Vastos segmentos da indústria petrolífera dos EUA terão de ser nacionalizados antes do fim do ano. O preço do petróleo também está demasiado baixo para justificar o custo da extracção mesmo que haja armazenagem disponível. O valor de um barril de petróleo, contudo, é de 4,5 homem-anos de trabalho e este multiplicador de produtividade será essencial para que a economia dos EUA evite o colapso ou recupere se o colapso for inevitável.

Os Estados Unidos enveredaram pela prática insensata de drenar primeiro a América desde o início da produção do petróleo de baixa permeabilidade (tight oil), há uma década atrás. Houve mérito nisso até ao ponto em que o petróleo interno substituía o petróleo leve importado, mas exportar mais era estúpido. Isso é verdade, especialmente agora que a compra do petróleo dos outros será barata durante anos.

Agora existem alguns momentos em que podemos realmente dizer que as coisas estão diferentes. Este é um destes momentos. Não sabemos que forma terrível o futuro pode assumir, que monstro rude se arrasta rumo a Belém [1] para nascer.

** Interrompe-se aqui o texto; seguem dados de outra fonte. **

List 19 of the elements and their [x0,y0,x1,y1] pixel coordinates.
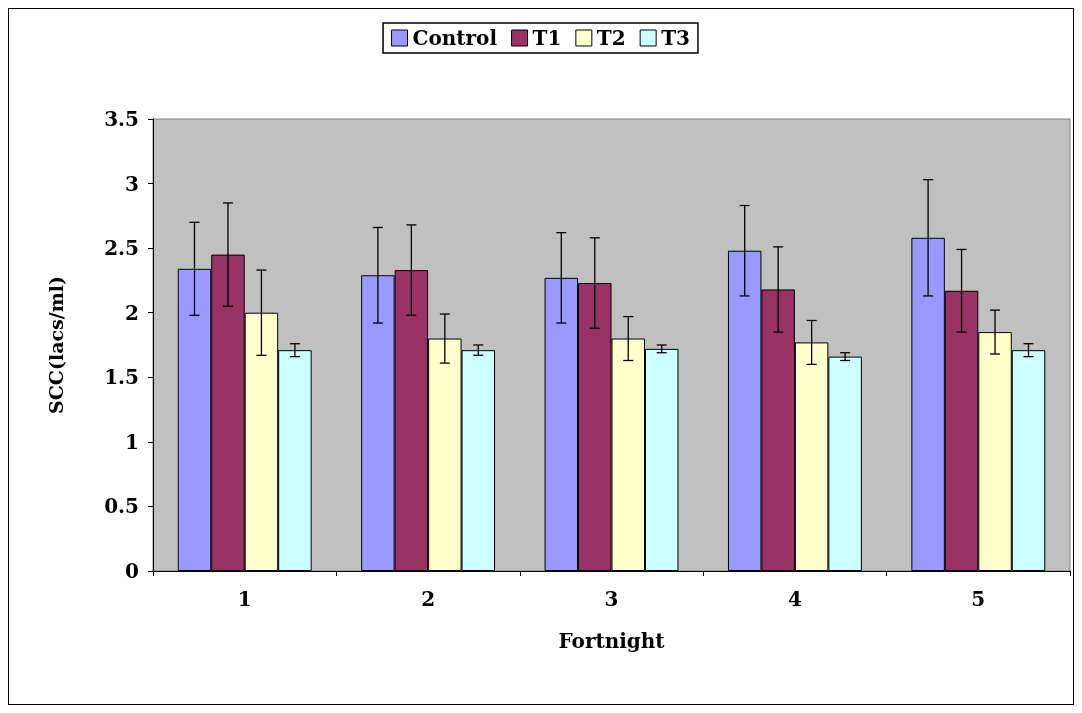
legend-label: T3 [661,26,690,50]
y-tick-label: 2.5 [104,236,139,261]
legend-label: T1 [532,26,562,50]
x-axis-title: Fortnight [558,629,666,653]
x-tick-label: 5 [971,587,986,611]
legend-label: T2 [596,26,626,50]
legend-label: Control [412,26,498,50]
y-axis-title: SCC(lacs/ml) [44,275,67,415]
x-tick-label: 4 [787,587,802,611]
x-tick-label: 3 [604,587,619,611]
y-tick-label: 2 [125,300,139,325]
y-tick-label: 0.5 [104,494,139,519]
y-tick-label: 0 [125,559,139,583]
y-tick-label: 1.5 [104,365,139,390]
x-tick-label: 2 [421,587,436,611]
y-tick-label: 3 [125,171,139,196]
y-tick-label: 1 [125,429,139,454]
y-tick-label: 3.5 [104,107,139,131]
x-tick-label: 1 [237,587,252,611]
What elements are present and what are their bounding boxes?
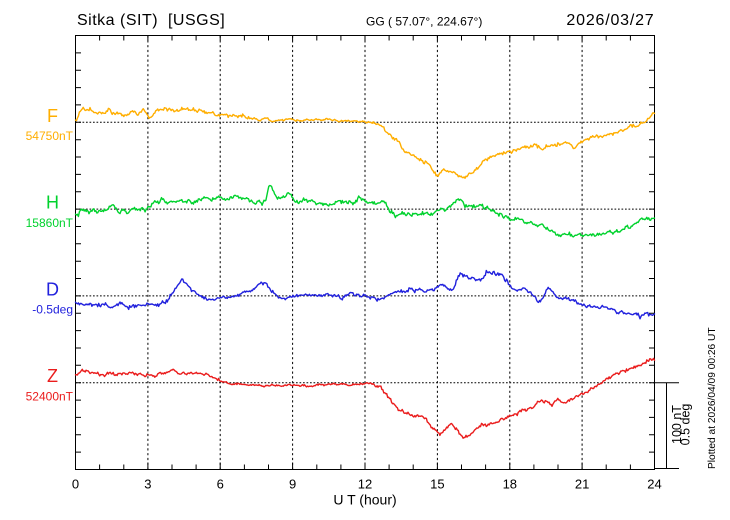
svg-text:2026/03/27: 2026/03/27 — [566, 12, 654, 29]
svg-text:54750nT: 54750nT — [26, 129, 74, 143]
svg-text:Sitka (SIT) [USGS]: Sitka (SIT) [USGS] — [77, 12, 225, 29]
svg-text:18: 18 — [503, 477, 517, 492]
svg-text:GG ( 57.07°, 224.67°): GG ( 57.07°, 224.67°) — [366, 15, 482, 29]
svg-text:21: 21 — [575, 477, 589, 492]
svg-text:52400nT: 52400nT — [26, 390, 74, 404]
svg-text:H: H — [46, 193, 59, 213]
svg-text:15860nT: 15860nT — [26, 216, 74, 230]
svg-text:100 nT: 100 nT — [670, 405, 684, 444]
svg-text:D: D — [46, 279, 59, 299]
svg-text:U T (hour): U T (hour) — [333, 492, 396, 508]
svg-text:9: 9 — [289, 477, 296, 492]
svg-text:F: F — [47, 106, 58, 126]
svg-text:-0.5deg: -0.5deg — [32, 303, 73, 317]
svg-text:Z: Z — [47, 366, 58, 386]
svg-text:0: 0 — [72, 477, 79, 492]
svg-text:0.5 deg: 0.5 deg — [679, 404, 693, 446]
svg-text:6: 6 — [217, 477, 224, 492]
svg-text:24: 24 — [647, 477, 661, 492]
svg-text:3: 3 — [144, 477, 151, 492]
svg-text:Plotted at 2026/04/09 00:26 UT: Plotted at 2026/04/09 00:26 UT — [707, 327, 718, 469]
svg-text:15: 15 — [430, 477, 444, 492]
svg-text:12: 12 — [358, 477, 372, 492]
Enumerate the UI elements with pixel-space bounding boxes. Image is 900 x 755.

O jogo está acabado para o petróleo. Deveríamos voltar toda a nossa atenção para o salvamento da economia.

Espero que aprendamos a encarar o que está a acontecer como uma oportunidade para simplificar e para aprender a satisfazer-nos apenas com aquilo de que precisamos. É pouco provável que tenhamos muita escolha.


Art Berman é geólogo do petróleo com 36 anos de experiência na indústria do petróleo e do gás. É perito em exploração do xisto (shale) nos EUA e consultor de várias empresas.